I need to rediscover what I'd found in Drull.





Thursday, September 13, 2018

Island Perspectives


It’s now been 13 days since I’ve last used. I’m starting to think that I should wear a name tag that says, “Hello, my name is Desomniac and I’m emotionally dysfunctional.” I’m not sure it would help though.

I’ve been spending a lot of my time over the past two weeks on Vashon Island. I decided to first go out there in the middle of last week, partly to go to a meeting, but mainly to get away from the city. Today will be my 6th trip in 8 days.

While I’m on the island I don’t have the overwhelming sense of dysfunction that I carry with me throughout Seattle. Instead of a chaotic tempest of emotions, cycling far too quickly to even attempt to identify them, there is a calmness within that I have not felt since leaving Oahu.
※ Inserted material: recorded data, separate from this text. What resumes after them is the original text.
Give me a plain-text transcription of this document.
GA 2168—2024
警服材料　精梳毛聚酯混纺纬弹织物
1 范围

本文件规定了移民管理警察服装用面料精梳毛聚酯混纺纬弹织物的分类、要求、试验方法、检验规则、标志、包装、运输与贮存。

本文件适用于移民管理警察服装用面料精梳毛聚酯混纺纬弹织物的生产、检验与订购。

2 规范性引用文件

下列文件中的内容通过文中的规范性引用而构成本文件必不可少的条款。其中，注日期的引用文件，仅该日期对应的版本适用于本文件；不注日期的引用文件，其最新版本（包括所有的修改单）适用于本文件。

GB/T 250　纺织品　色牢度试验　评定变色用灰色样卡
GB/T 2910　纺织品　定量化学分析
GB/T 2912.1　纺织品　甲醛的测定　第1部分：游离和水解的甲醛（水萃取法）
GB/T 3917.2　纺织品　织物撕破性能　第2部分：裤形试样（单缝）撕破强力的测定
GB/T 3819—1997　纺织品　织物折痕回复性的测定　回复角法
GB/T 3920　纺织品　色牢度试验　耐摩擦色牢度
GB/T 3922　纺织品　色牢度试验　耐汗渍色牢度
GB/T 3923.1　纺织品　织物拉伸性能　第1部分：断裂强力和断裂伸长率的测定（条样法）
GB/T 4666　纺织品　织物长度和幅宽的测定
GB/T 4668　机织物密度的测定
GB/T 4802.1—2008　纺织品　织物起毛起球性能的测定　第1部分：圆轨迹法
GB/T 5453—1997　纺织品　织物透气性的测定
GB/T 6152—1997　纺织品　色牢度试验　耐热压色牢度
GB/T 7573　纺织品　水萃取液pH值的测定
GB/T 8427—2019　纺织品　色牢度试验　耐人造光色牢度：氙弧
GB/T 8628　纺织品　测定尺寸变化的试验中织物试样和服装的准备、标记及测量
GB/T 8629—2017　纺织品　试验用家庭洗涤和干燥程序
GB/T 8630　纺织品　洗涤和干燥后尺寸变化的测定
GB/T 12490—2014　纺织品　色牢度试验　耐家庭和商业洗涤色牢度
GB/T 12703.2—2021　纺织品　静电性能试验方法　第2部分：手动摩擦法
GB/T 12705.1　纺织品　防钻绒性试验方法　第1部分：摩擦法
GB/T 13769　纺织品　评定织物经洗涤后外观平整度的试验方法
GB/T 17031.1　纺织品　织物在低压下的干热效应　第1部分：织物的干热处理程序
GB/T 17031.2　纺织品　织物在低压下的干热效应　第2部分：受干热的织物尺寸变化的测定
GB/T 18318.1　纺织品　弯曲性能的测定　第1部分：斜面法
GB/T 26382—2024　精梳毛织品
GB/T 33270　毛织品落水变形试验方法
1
I’ve been told before that I’m all fire and air, which is something that I could very much identify in the past. I avoided the grounding effects of earth at all costs and only went in search of water when I could only communicate in waves. I allowed raw emotion and intangible thought to control my life.
I’ve come to find that the moments in which I feel most grounded is when I’m surrounded by water. Looking out across a fluid expanse, incapable of supporting even the softest of steps, instills a greater appreciation for the earth beneath my feet.

It would be no surprise to anyone that I lack balance in my life. Given my obsessive tendencies to hand over my willpower to the phases of the moon, you could easily argue I’m the definition of a lunatic, but I’m trying to be better.

I’m regularly attending meetings at this point. I’ve fought adamantly against them in the past. Every time I would go I’d sit and listen to what everyone had to say and focus only on the differences between us. It became a futile effort and made me hate the idea of them even more. Since the first meeting I attended on the island I found myself seeing only the similarities and it’s kept me coming back.

I’ve never done step work, or at least I never realized that I was doing it. The more that I read about the program and hear other people share I’m starting to think that this blog in many ways has been my fourth, eighth and ninth steps. It lacks one essential element though, social interaction and the experience offered from others who have suffered the same as I have. There is a value in that I didn’t understand in the past.

I’m not okay, but I can honestly say that I am getting better. I just need to remember each time I look up at the moon, as beautiful as it is, to look down and appreciate the ground for giving me the perspective to even consider something else.